Breast cancers cells engineered to express epithelal E- or P-cadherins (but not mesenchymal-type cadherins, such as N-cadherin and cadherin-11) re-establish epithelial junctions and engulf and kill non-transfected parental cells in transformed growth assays⁶. The induction of entosis by epithelial E- or P-cadherins is associated to the polarized distribution of RhoA and contractile actomyosin dependent on the p190A Rho-GTPase-Activating Protein (p190A RhoGAP) that is recruited to epithelial junctions⁶. Inhibition of RhoA by overexpression of RhoA-N19 or p190A RhoGAP was sufficient to impart winner status to cells mixed with controls, whereas overexpression of RhoA, ROCKI, or ROCKII had the opposite effect and hence created 'loser' cells⁵. It has been known that Rho-GTPase and Rho-kinase are not required in engulfing cells but are required in internalizing cells¹, underscoring the idea that 'loser' cells are not just passive 'victims' of a cannibalistic attack but somehow contribute to their fatal fate. The 'loser' status was accompanied by the ROCK-dependent accumulation of actomyosin⁶, and computer simulations suggest that actomyosin contractility within 'loser' cells constitutes a critical driving force of entosis⁵. The levels of phosphorylated myosin light chain 2 at Ser19 (pMLC2), a readout of contractile myosin downstream of ROCKI/II, were also increased in 'loser' cells as compared to 'winners'⁶. RhoA, ROCKI/II, MLC2, actin and myosins all accumulated at particularly high levels in 'losers' at the cell cortex oriented away from cell-cell adhesions⁶.

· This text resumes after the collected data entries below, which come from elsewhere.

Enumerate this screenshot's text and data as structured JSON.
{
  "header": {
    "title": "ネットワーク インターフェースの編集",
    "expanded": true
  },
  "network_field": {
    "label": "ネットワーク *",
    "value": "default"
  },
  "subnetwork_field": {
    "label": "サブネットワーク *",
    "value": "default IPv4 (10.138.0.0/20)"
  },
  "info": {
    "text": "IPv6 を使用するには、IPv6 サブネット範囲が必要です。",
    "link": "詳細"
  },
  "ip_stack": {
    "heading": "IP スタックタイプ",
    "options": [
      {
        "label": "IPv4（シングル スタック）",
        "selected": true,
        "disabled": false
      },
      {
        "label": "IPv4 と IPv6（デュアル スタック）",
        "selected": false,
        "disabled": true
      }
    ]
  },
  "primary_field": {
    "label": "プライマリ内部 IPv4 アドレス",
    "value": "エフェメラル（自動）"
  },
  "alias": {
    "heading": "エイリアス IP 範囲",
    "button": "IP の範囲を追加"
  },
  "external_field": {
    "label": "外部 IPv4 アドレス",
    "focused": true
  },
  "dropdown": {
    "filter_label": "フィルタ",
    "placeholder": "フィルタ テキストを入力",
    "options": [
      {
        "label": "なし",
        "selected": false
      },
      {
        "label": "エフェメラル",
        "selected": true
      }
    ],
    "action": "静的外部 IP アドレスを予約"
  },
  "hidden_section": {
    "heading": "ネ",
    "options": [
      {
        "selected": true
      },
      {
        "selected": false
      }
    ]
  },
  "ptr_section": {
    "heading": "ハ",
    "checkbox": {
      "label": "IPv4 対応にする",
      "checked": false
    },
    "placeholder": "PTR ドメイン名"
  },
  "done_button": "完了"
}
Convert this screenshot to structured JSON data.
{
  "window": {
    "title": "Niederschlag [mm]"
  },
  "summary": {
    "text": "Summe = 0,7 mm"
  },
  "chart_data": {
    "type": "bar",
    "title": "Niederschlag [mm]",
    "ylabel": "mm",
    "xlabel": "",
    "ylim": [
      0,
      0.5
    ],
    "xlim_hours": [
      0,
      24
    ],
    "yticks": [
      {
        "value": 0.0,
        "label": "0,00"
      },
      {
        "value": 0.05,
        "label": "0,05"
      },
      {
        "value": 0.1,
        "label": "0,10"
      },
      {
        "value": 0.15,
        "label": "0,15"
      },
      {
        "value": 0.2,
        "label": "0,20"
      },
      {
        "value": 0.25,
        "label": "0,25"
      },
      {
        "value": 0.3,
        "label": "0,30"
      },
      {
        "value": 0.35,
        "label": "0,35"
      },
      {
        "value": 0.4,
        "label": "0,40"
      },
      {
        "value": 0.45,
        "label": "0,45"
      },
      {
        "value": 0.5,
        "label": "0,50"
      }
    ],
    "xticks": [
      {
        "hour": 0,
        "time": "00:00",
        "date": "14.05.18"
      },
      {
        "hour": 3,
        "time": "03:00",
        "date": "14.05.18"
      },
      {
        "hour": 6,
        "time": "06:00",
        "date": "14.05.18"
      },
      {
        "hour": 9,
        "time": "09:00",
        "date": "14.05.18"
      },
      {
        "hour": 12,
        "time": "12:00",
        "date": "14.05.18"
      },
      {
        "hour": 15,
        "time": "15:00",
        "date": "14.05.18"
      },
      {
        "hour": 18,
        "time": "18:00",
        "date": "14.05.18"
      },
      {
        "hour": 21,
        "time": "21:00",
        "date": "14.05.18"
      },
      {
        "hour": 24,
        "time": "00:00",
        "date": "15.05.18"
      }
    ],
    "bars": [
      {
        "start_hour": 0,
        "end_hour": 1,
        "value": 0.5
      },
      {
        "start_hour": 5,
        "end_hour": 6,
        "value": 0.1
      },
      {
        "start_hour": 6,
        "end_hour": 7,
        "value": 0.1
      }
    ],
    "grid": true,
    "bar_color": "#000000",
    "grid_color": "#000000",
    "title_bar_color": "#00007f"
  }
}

The aforementioned data support a dual implication of entosis in carcinogenesis (Figure 1). On one hand, entosis carried out by 'winner' cells may constitute a competitive advantage of aggressive tumor cells, perhaps allowing the 'winners' to retrieve amino acids and other building blocks for anabolic reaction from their cannibalistic activity⁹ or increasing their genomic instability subsequent to mitotic aberrations^2,10. In this context, pharmacological suppression of entosis by Y27632, a ROCKI/II inhibitor, abolished the competitive advantage of transformed cells over their non-transformed siblings in mixed culture experiments⁵. On the other hand, stimulation of entosis by re-expression of epithelal E- or P-cadherins reduced the clonogenic potential of breast cancer cells. In this context, Y27632 facilitated tumor cell growth in vitro⁶. These observations underscore the need of exploring the detailed mechanisms through which entosis may repress or favor oncogenesis and tumor progression.

Figure 1

A dual role for entosis in cancer. (A) Entosis as a pro-tumorigenic process. (B) Entosis as a tumor-suppressive mechanism.